Grandfather Service Project Day

Special thanks to guest blogger Zachary Lesch-Huie. Zachary's a Boone local, volunteer for the CCC, advocate for land conservency, and a solid climber ta boot. Some folks also say he's a helluva a nice guy. This is his report on the volunteer work at Grandfather this weekend, where us climber folk would one day love to have access.From the photos it looks like they had a pretty wild day...

Organized by Phil Trew of the Boone Climbers' Coalition, last Saturday's service project on Grandfather Mountain was a complete success. Seven motivated Boone-area climbers partnered with Grandfather Mountain State Park, lending their assistance to the installation of signs in Grandfather's back country camping zones. The group of climbers was joined by two Grandfather Mountain State Park staff, including Ranger Andy Sicard who directed the effort.

The group departed from the parking lot at Grandfather's famous Swinging Bridge. The winds were high and ominous storm clouds obscured most of the view. With unwieldy tools and supplies, our group headed over Grandfather's high ridge. In an email announcing the service outing a few days before, Phil said, "If you've never hiked that trail before, it is sweet but will be a challenge carrying materials." He may have meant this as a clever under-statement. Or maybe he was just sandbagging. Either way, negotiating the many exposed wooden ladders and constricted boulder gardens while carrying 8' long posts and heavy tools made for an interesting approach. But it didn't hurt that the group was all climbers, and the chutes and ladders didn't seem to slow anyone down much.

I joined the outing and have to confess I had never hiked this ridge trail before. For natural beauty, it's an amazing trail to be sure, with unrivaled views and position. Unfortunately, it also gives one an ideal view of how high-end mountain development ran amok in the High Country. Looking across numerous mountain ridges west and north, there is a staggering lack of unfilled green space--and there are so many houses. It's somewhat ironic since Grandfather is deservedly regarded as a special natural area.

As a climber, one of the most interesting things I saw along the way were the climbing bolts and hangers used to fix the trail's wooden ladders and hand-cables to the rocks. The hardware was mostly self-drive bolts with old SMC hangers or Petzl caving hangers. I saw maybe two modern stainless steel bolts and hangers, and one rickety old cold shut. The best one though was at the top of the tallest set of ladders. The anchor was a makeshift "piton", cabled to the top of the ladder. Check out the photo. It seemed solid.

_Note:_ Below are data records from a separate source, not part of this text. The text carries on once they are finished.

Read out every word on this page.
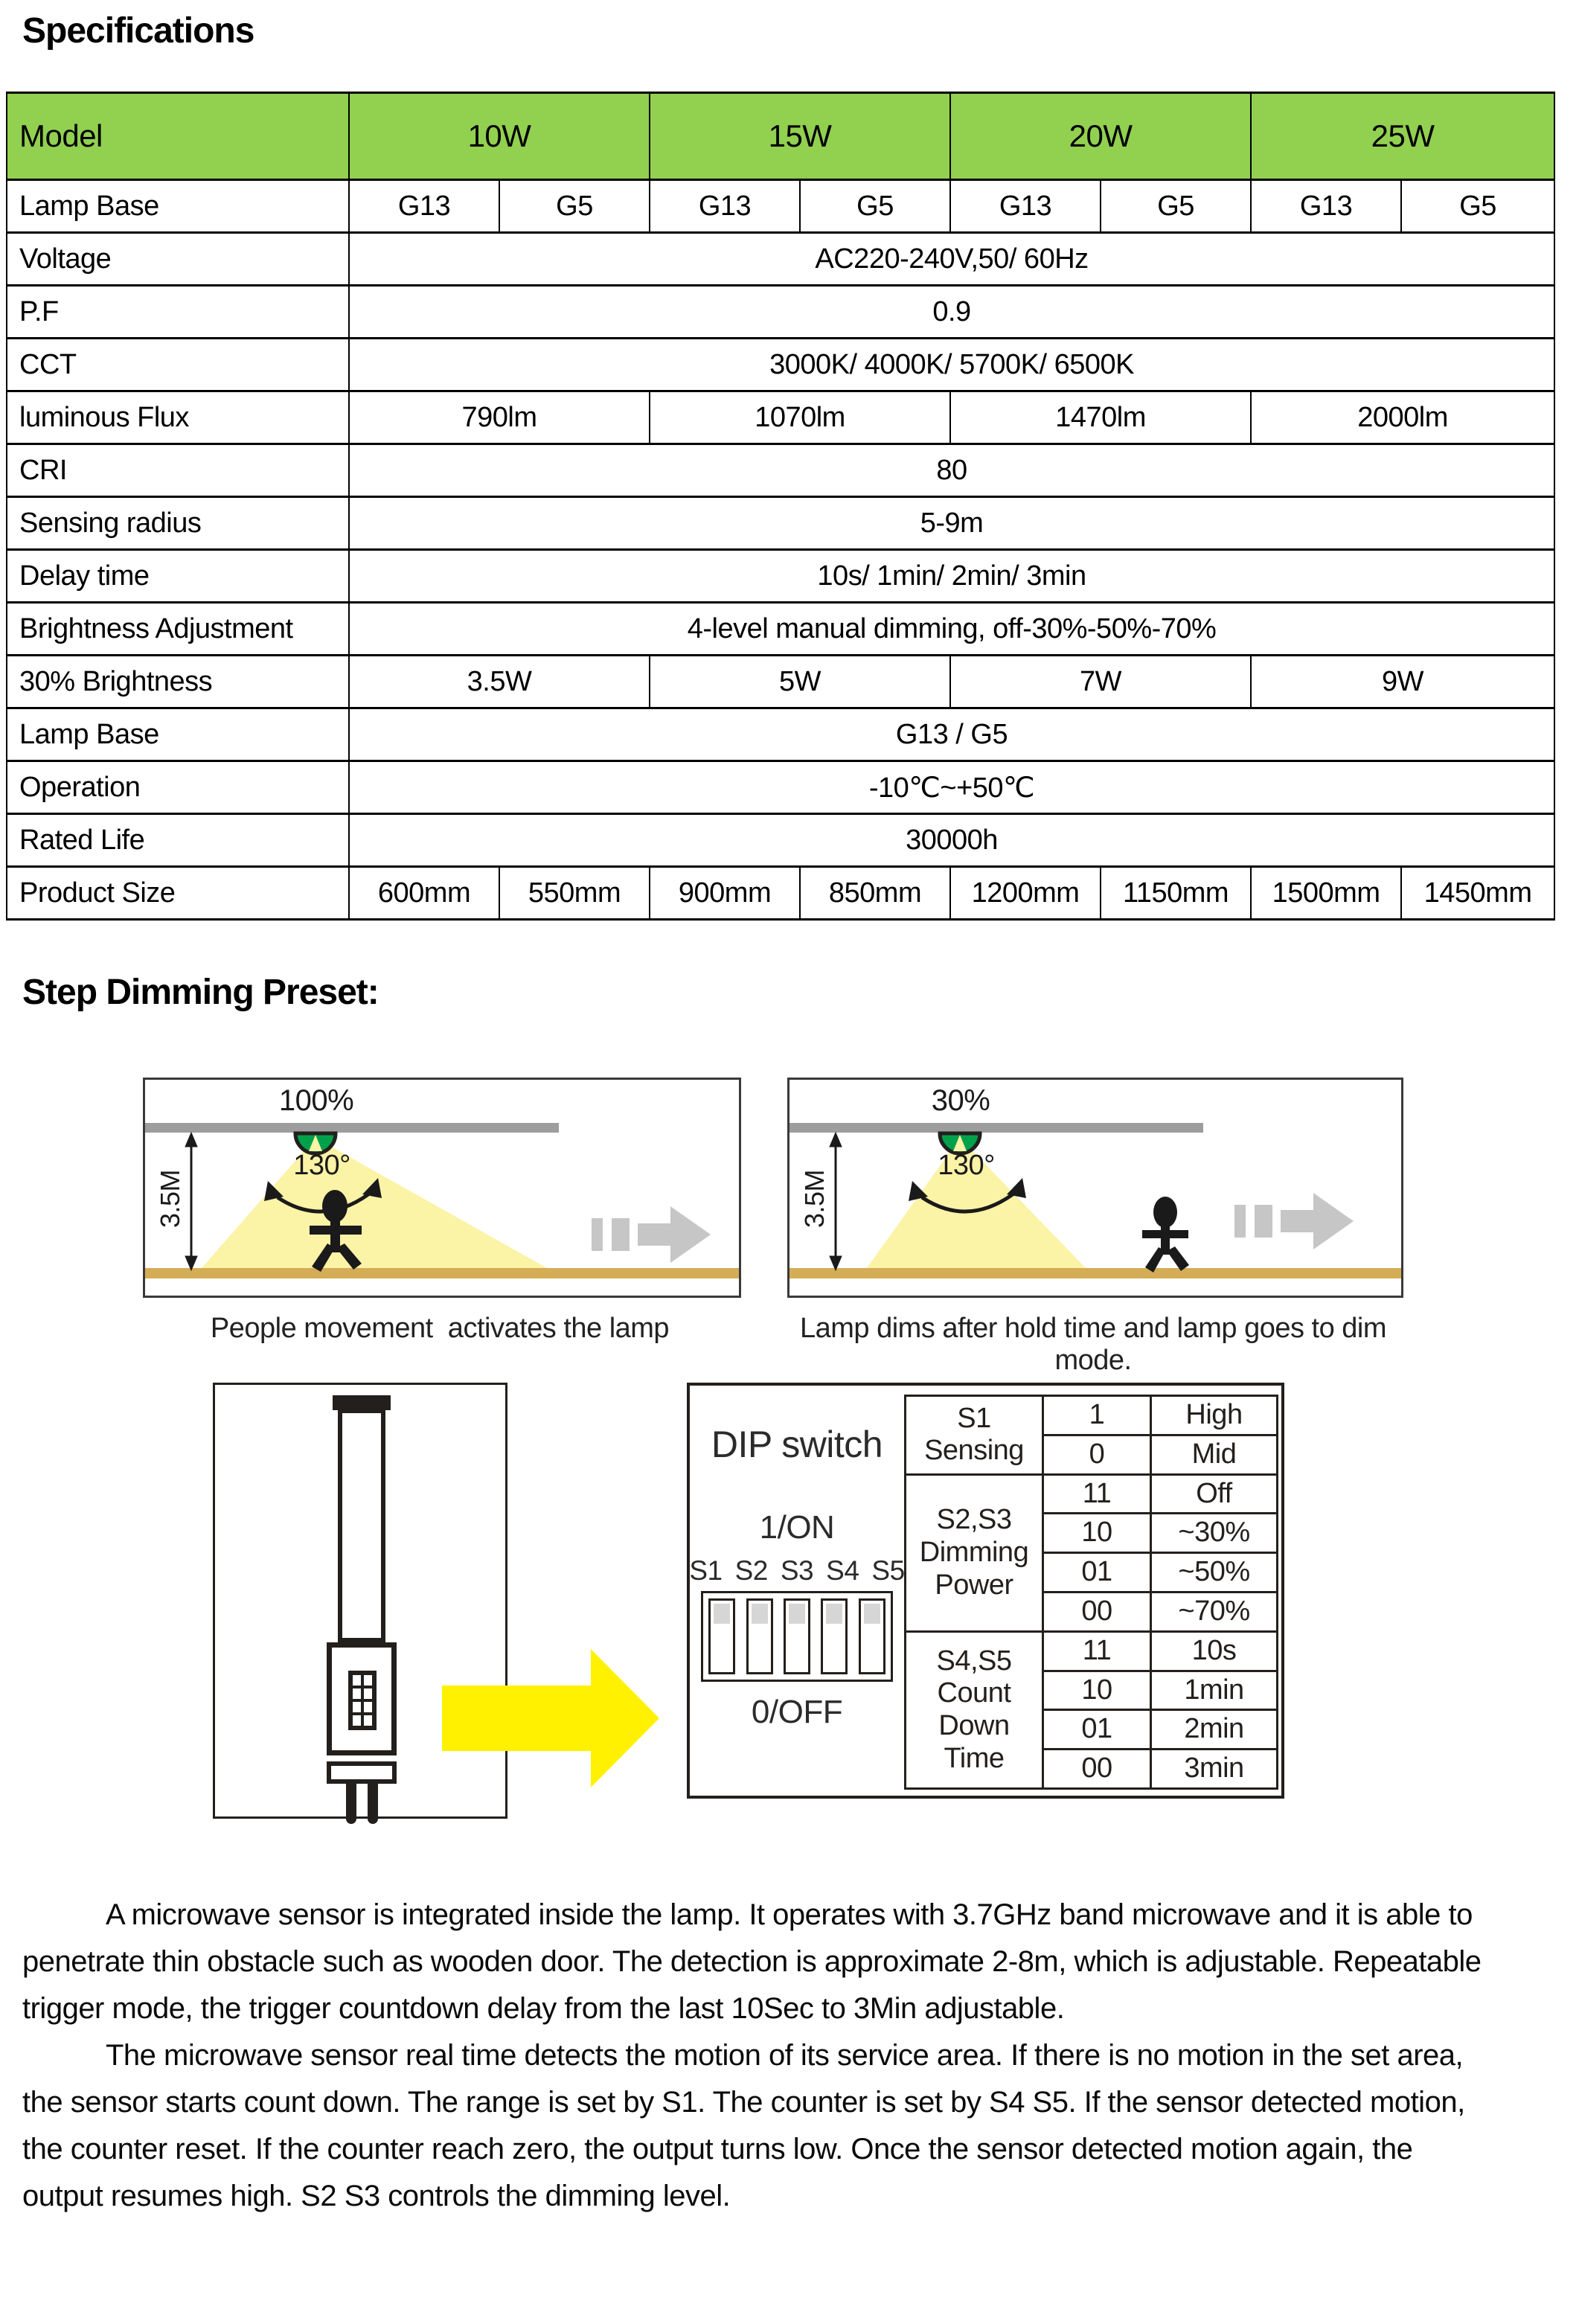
Specifications
Model	10W		15W		20W		25W	
Lamp Base	G13	G5	G13	G5	G13	G5	G13	G5
Voltage	AC220-240V,50/ 60Hz							
P.F	0.9							
CCT	3000K/ 4000K/ 5700K/ 6500K							
luminous Flux	790lm		1070lm		1470lm		2000lm	
CRI	80							
Sensing radius	5-9m							
Delay time	10s/ 1min/ 2min/ 3min							
Brightness Adjustment	4-level manual dimming, off-30%-50%-70%							
30% Brightness	3.5W		5W		7W		9W	
Lamp Base	G13 / G5							
Operation	-10℃~+50℃							
Rated Life	30000h							
Product Size	600mm	550mm	900mm	850mm	1200mm	1150mm	1500mm	1450mm
Step Dimming Preset:
100%
130°
3.5M
30%
130°
3.5M
People movement  activates the lamp	Lamp dims after hold time and lamp goes to dim mode.
DIP switch
1/ON
S1 S2 S3 S4 S5
0/OFF
S1 Sensing	1	High
	0	Mid
S2,S3 Dimming Power	11	Off
	10	~30%
	01	~50%
	00	~70%
S4,S5 Count Down Time	11	10s
	10	1min
	01	2min
	00	3min

A microwave sensor is integrated inside the lamp. It operates with 3.7GHz band microwave and it is able to penetrate thin obstacle such as wooden door. The detection is approximate 2-8m, which is adjustable. Repeatable trigger mode, the trigger countdown delay from the last 10Sec to 3Min adjustable.

The microwave sensor real time detects the motion of its service area. If there is no motion in the set area, the sensor starts count down. The range is set by S1. The counter is set by S4 S5. If the sensor detected motion, the counter reset. If the counter reach zero, the output turns low. Once the sensor detected motion again, the output resumes high. S2 S3 controls the dimming level.
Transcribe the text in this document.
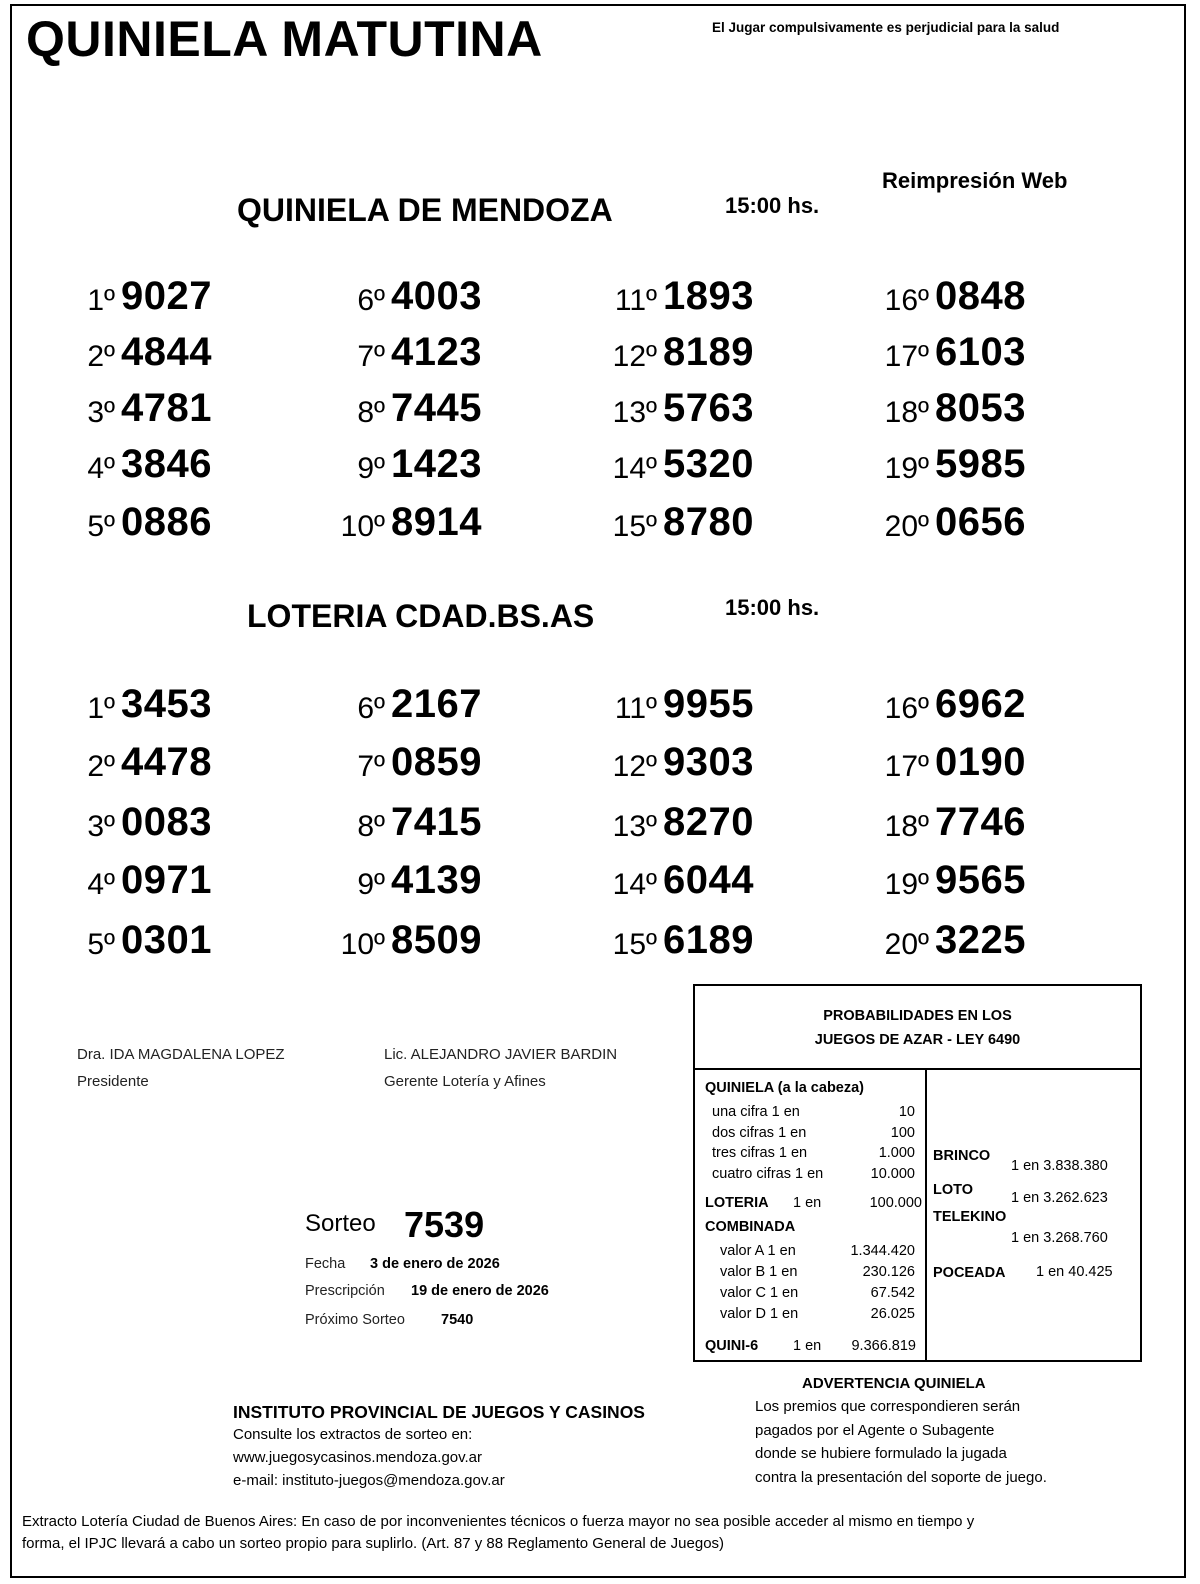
QUINIELA MATUTINA	El Jugar compulsivamente es perjudicial para la salud
Reimpresión Web
QUINIELA DE MENDOZA	15:00 hs.
1º 9027
2º 4844
3º 4781
4º 3846
5º 0886
6º 4003
7º 4123
8º 7445
9º 1423
10º 8914
11º 1893
12º 8189
13º 5763
14º 5320
15º 8780
16º 0848
17º 6103
18º 8053
19º 5985
20º 0656
LOTERIA CDAD.BS.AS	15:00 hs.
1º 3453
2º 4478
3º 0083
4º 0971
5º 0301
6º 2167
7º 0859
8º 7415
9º 4139
10º 8509
11º 9955
12º 9303
13º 8270
14º 6044
15º 6189
16º 6962
17º 0190
18º 7746
19º 9565
20º 3225
Dra. IDA MAGDALENA LOPEZ
Presidente
Lic. ALEJANDRO JAVIER BARDIN
Gerente Lotería y Afines
PROBABILIDADES EN LOS
JUEGOS DE AZAR - LEY 6490
QUINIELA (a la cabeza)
una cifra 1 en	10
dos cifras 1 en	100
tres cifras 1 en	1.000
cuatro cifras 1 en	10.000
LOTERIA 1 en	100.000
COMBINADA
valor A 1 en	1.344.420
valor B 1 en	230.126
valor C 1 en	67.542
valor D 1 en	26.025
QUINI-6 1 en 9.366.819
BRINCO
1 en 3.838.380
LOTO	1 en 3.262.623
TELEKINO
1 en 3.268.760
POCEADA 1 en 40.425
Sorteo 7539
Fecha 3 de enero de 2026
Prescripción 19 de enero de 2026
Próximo Sorteo 7540
INSTITUTO PROVINCIAL DE JUEGOS Y CASINOS
Consulte los extractos de sorteo en:
www.juegosycasinos.mendoza.gov.ar
e-mail: instituto-juegos@mendoza.gov.ar
ADVERTENCIA QUINIELA
Los premios que correspondieren serán
pagados por el Agente o Subagente
donde se hubiere formulado la jugada
contra la presentación del soporte de juego.
Extracto Lotería Ciudad de Buenos Aires: En caso de por inconvenientes técnicos o fuerza mayor no sea posible acceder al mismo en tiempo y
forma, el IPJC llevará a cabo un sorteo propio para suplirlo. (Art. 87 y 88 Reglamento General de Juegos)
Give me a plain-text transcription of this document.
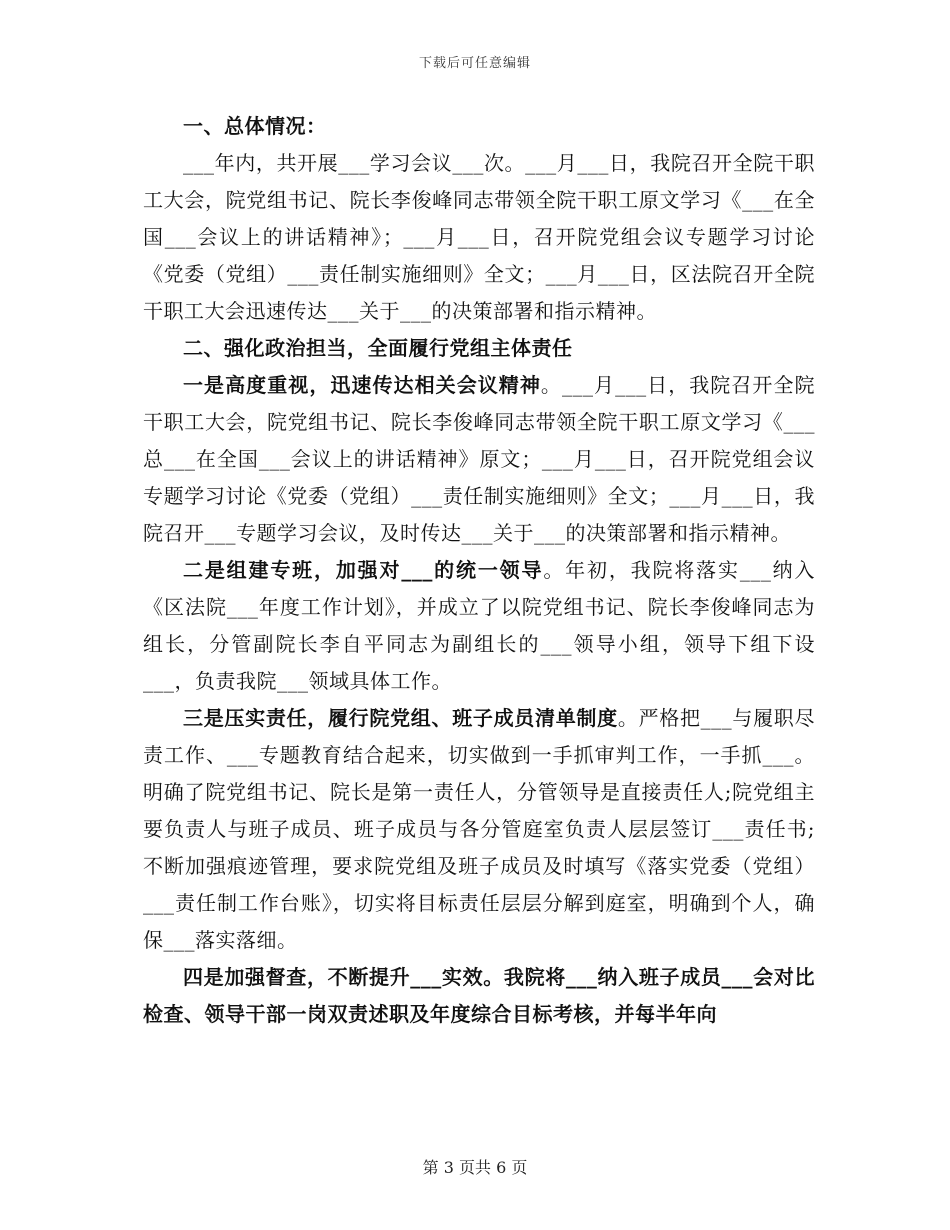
下载后可任意编辑

一、总体情况：

___年内，共开展___学习会议___次。___月___日，我院召开全院干职工大会，院党组书记、院长李俊峰同志带领全院干职工原文学习《___在全国___会议上的讲话精神》；___月___日，召开院党组会议专题学习讨论《党委（党组）___责任制实施细则》全文；___月___日，区法院召开全院干职工大会迅速传达___关于___的决策部署和指示精神。

二、强化政治担当，全面履行党组主体责任

一是高度重视，迅速传达相关会议精神。___月___日，我院召开全院干职工大会，院党组书记、院长李俊峰同志带领全院干职工原文学习《___总___在全国___会议上的讲话精神》原文；___月___日，召开院党组会议专题学习讨论《党委（党组）___责任制实施细则》全文；___月___日，我院召开___专题学习会议，及时传达___关于___的决策部署和指示精神。

二是组建专班，加强对___的统一领导。年初，我院将落实___纳入《区法院___年度工作计划》，并成立了以院党组书记、院长李俊峰同志为组长，分管副院长李自平同志为副组长的___领导小组，领导下组下设___，负责我院___领域具体工作。

三是压实责任，履行院党组、班子成员清单制度。严格把___与履职尽责工作、___专题教育结合起来，切实做到一手抓审判工作，一手抓___。明确了院党组书记、院长是第一责任人，分管领导是直接责任人;院党组主要负责人与班子成员、班子成员与各分管庭室负责人层层签订___责任书;不断加强痕迹管理，要求院党组及班子成员及时填写《落实党委（党组）___责任制工作台账》，切实将目标责任层层分解到庭室，明确到个人，确保___落实落细。

四是加强督查，不断提升___实效。我院将___纳入班子成员___会对比检查、领导干部一岗双责述职及年度综合目标考核，并每半年向

第 3 页共 6 页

We eventually made it to our first work site, which I believe was the campsite at Cliffside. The park personnel showed us where to plant the sign. Our charge was to dig a two-foot hole and firmly install the sign in it. "Here's the post-hole diggers, go on and get your PhD," said Phil Trew. He handed me the tool and I proceeded to get pumped on that counterintuitive tool after 10 seconds. Turns out the PhD Phil was referring to is the one that stands for "post hole digger." The joke was on me. Phil proceeded to demonstrate his advanced degree. He went to town with that thing and had a hole up to spec in no time. On to the next install.

As the sun slowly came out, our group worked our way back along the ridge, digging holes and installing signs at Cliffside, Calloway Gap, Alpine Meadow (a really pretty spot) and Attic Window. Amazingly, we never once hit a slab of rock that prevented us from digging a hole. I found this hard to believe, but to the state park's credit they had come to each of the sites beforehand and made sure there was actually some topsoil in which to anchor a sign.

Eventually the sun came out and the day turned nice. The climbers managed to wrap up the service project by 3:00 in the afternoon. Ranger Sicard expressed the state park's sincere appreciation for the help, and all of us climbers present made it clear we were more than happy to help and would gladly help again in the future. Hopefully there will be another opportunity for climbers to assist Grandfather Mountain State Park in the future soon.

Service projects that successfully partner with land managers, like this one by the BCC (boone Climbers' Coalition), demonstrate the good will and cooperation of Carolina climbers. More importantly, they demonstrate climbers' long-held ability and willingness to be responsible stewards of the land and rocks on which we climb.

Thanks to the state park and the BCC for this opportunity, and to the great volunteers who showed up to help!

*Besides Ship Rock, which is a legal climbing area, keep in mind that rock climbing and bouldering are not allowed on Grandfather Mountain. Any climber caught breaking this rule is directly imperiling any possible future chance of legally climbing on Grandfather. Don't do it!